Pharmacokinetics of "aqueous solvation" not related to hydrophobicity/lipophilicity?

input pg. 25, its interesting to note a difference in "aqueous solvation" mentioned in a way that seems unrelated to lipophilicity (logP etc.) or am I misunderstanding? I always wondered why, for instance, cocaine HCl "dissolves" in a flash in water, but is considered a highly lipophilic substance. Does anybody know of any resources that mention how well lipophilic substances are "solvated" or not based upon other pharmacokinetic/dynamic factors than straight over-all hydrophilicity, etc?

 

[sekio]

[cocaine] is considered a highly lipophilic substance.

The free base is (technically), but I don't think I'd call cocaine HCl lipophilic. Normally lipophilicity and water solubility are two opposite ends of the see-saw. You make a compound more lipophilic, less will end up in water. And vice versa.

Even then, cocaine is actually really polar for a drug - it's one of the less lipophilic ones, actually. Compare something like PCP freebase with a logP>4.

Lots of amine drugs have this Janus effect where the salts are quite water soluble and the freebases are more fat soluble. A more useful determinant in these situations is the pKa, which will tell you what portion of the drug is protonated versus freebase at biological pH.

 

[belligerent drunk]

It's hard to call a charged molecule (ion) overall lipophilic unless it's really big. Cocaine freebase (the version where the nitrogen is not protonated) could be viewed as being fairly lipophilic, but as sekio said it's not that lipophilic as far as conventional drugs go. And at physiological pH the nitrogen is going to be protonated regardless of whether you smoke crack (freebase) or snort the HCl salt. Cannabinoids like THC are a good example of an overall lipophilic drug, because it has no basic or acidic centers, which means that at physiological pH it will still be uncharged and thus fairly lipophilic.

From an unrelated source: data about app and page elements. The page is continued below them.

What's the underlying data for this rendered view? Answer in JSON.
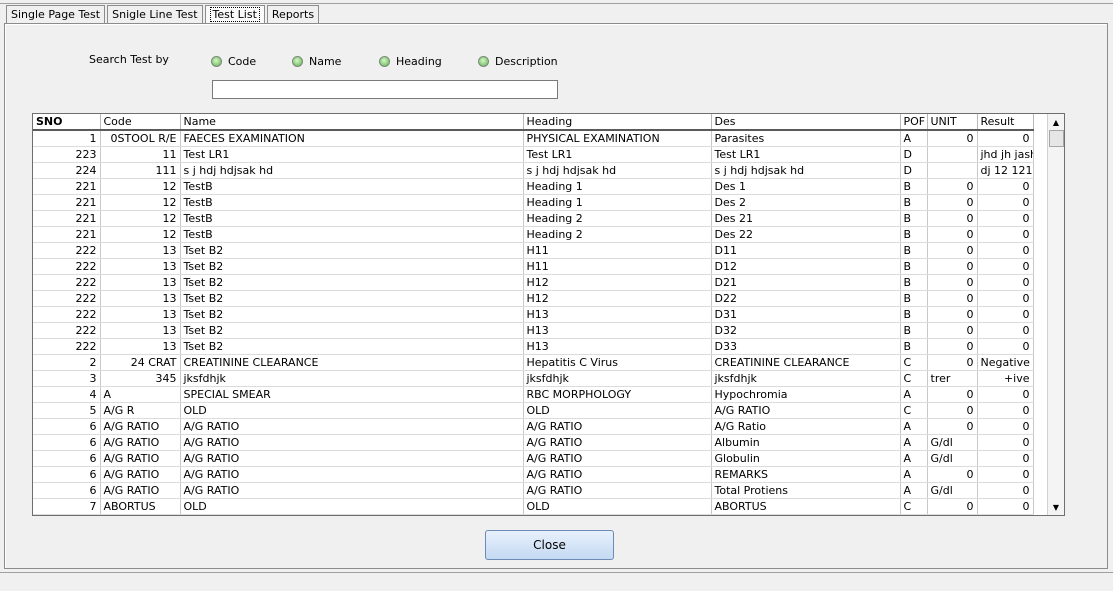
{
  "tabs": [
    {
      "label": "Single Page Test"
    },
    {
      "label": "Snigle Line Test"
    },
    {
      "label": "Test List"
    },
    {
      "label": "Reports"
    }
  ],
  "search": {
    "label": "Search Test by",
    "options": [
      "Code",
      "Name",
      "Heading",
      "Description"
    ],
    "value": ""
  },
  "grid": {
    "columns": [
      "SNO",
      "Code",
      "Name",
      "Heading",
      "Des",
      "POF",
      "UNIT",
      "Result"
    ],
    "rows": [
      [
        "1",
        "0STOOL R/E",
        "FAECES EXAMINATION",
        "PHYSICAL EXAMINATION",
        "Parasites",
        "A",
        "0",
        "0"
      ],
      [
        "223",
        "11",
        "Test LR1",
        "Test LR1",
        "Test LR1",
        "D",
        "",
        "jhd jh jash"
      ],
      [
        "224",
        "111",
        "s j hdj hdjsak hd",
        "s j hdj hdjsak hd",
        "s j hdj hdjsak hd",
        "D",
        "",
        "dj 12  121"
      ],
      [
        "221",
        "12",
        "TestB",
        "Heading 1",
        "Des 1",
        "B",
        "0",
        "0"
      ],
      [
        "221",
        "12",
        "TestB",
        "Heading 1",
        "Des 2",
        "B",
        "0",
        "0"
      ],
      [
        "221",
        "12",
        "TestB",
        "Heading 2",
        "Des 21",
        "B",
        "0",
        "0"
      ],
      [
        "221",
        "12",
        "TestB",
        "Heading 2",
        "Des 22",
        "B",
        "0",
        "0"
      ],
      [
        "222",
        "13",
        "Tset B2",
        "H11",
        "D11",
        "B",
        "0",
        "0"
      ],
      [
        "222",
        "13",
        "Tset B2",
        "H11",
        "D12",
        "B",
        "0",
        "0"
      ],
      [
        "222",
        "13",
        "Tset B2",
        "H12",
        "D21",
        "B",
        "0",
        "0"
      ],
      [
        "222",
        "13",
        "Tset B2",
        "H12",
        "D22",
        "B",
        "0",
        "0"
      ],
      [
        "222",
        "13",
        "Tset B2",
        "H13",
        "D31",
        "B",
        "0",
        "0"
      ],
      [
        "222",
        "13",
        "Tset B2",
        "H13",
        "D32",
        "B",
        "0",
        "0"
      ],
      [
        "222",
        "13",
        "Tset B2",
        "H13",
        "D33",
        "B",
        "0",
        "0"
      ],
      [
        "2",
        "24 CRAT",
        "CREATININE CLEARANCE",
        "Hepatitis C Virus",
        "CREATININE CLEARANCE",
        "C",
        "0",
        "Negative"
      ],
      [
        "3",
        "345",
        "jksfdhjk",
        "jksfdhjk",
        "jksfdhjk",
        "C",
        "trer",
        "+ive"
      ],
      [
        "4",
        "A",
        "SPECIAL SMEAR",
        "RBC MORPHOLOGY",
        "Hypochromia",
        "A",
        "0",
        "0"
      ],
      [
        "5",
        "A/G R",
        "OLD",
        "OLD",
        "A/G RATIO",
        "C",
        "0",
        "0"
      ],
      [
        "6",
        "A/G RATIO",
        "A/G RATIO",
        "A/G RATIO",
        "A/G Ratio",
        "A",
        "0",
        "0"
      ],
      [
        "6",
        "A/G RATIO",
        "A/G RATIO",
        "A/G RATIO",
        "Albumin",
        "A",
        "G/dl",
        "0"
      ],
      [
        "6",
        "A/G RATIO",
        "A/G RATIO",
        "A/G RATIO",
        "Globulin",
        "A",
        "G/dl",
        "0"
      ],
      [
        "6",
        "A/G RATIO",
        "A/G RATIO",
        "A/G RATIO",
        "REMARKS",
        "A",
        "0",
        "0"
      ],
      [
        "6",
        "A/G RATIO",
        "A/G RATIO",
        "A/G RATIO",
        "Total Protiens",
        "A",
        "G/dl",
        "0"
      ],
      [
        "7",
        "ABORTUS",
        "OLD",
        "OLD",
        "ABORTUS",
        "C",
        "0",
        "0"
      ]
    ]
  },
  "close_label": "Close",
  "icons": {
    "scroll_up": "triangle-up",
    "scroll_down": "triangle-down"
  }
}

Lipophilic compounds are not solvated per se, but the water around the molecule is more structured than normally, but because there is no significant bond formation between the two, I wouldn't call it solvation in the conventional sense. That of course changes as soon as you introduce polar groups into the molecule, such as hydroxy- or oxo-, which can form hydrogen bonds with water and participate in dipole-dipole interactions. In that case, that part of the molecule will be "solvated". Salts, on the other hand, can be solvated pretty heavily. For one, the N(+)-H can donate a nice hydrogen bond and ion-dipole interaction is quite strong.

Sorry I don't really understand your question, so I hope I didn't just completely miss the point.

 

[Nagelfar]

Sorry I don't really understand your question, so I hope I didn't just completely miss the point.

Did you read the bottom portion of the page I linked? Conformational flexibility, steric influences, being a factor in how much "solvation" a compound has.

 

[sekio]

I think polar surface area is usually a good place to start to determine solubility.

You can run into compounds like methyl trioctyl ammonium chloride which are charged compounds and yet they are effectively insoluble in water due to the dominance of nonpolar interactions over the polarity of the charged N.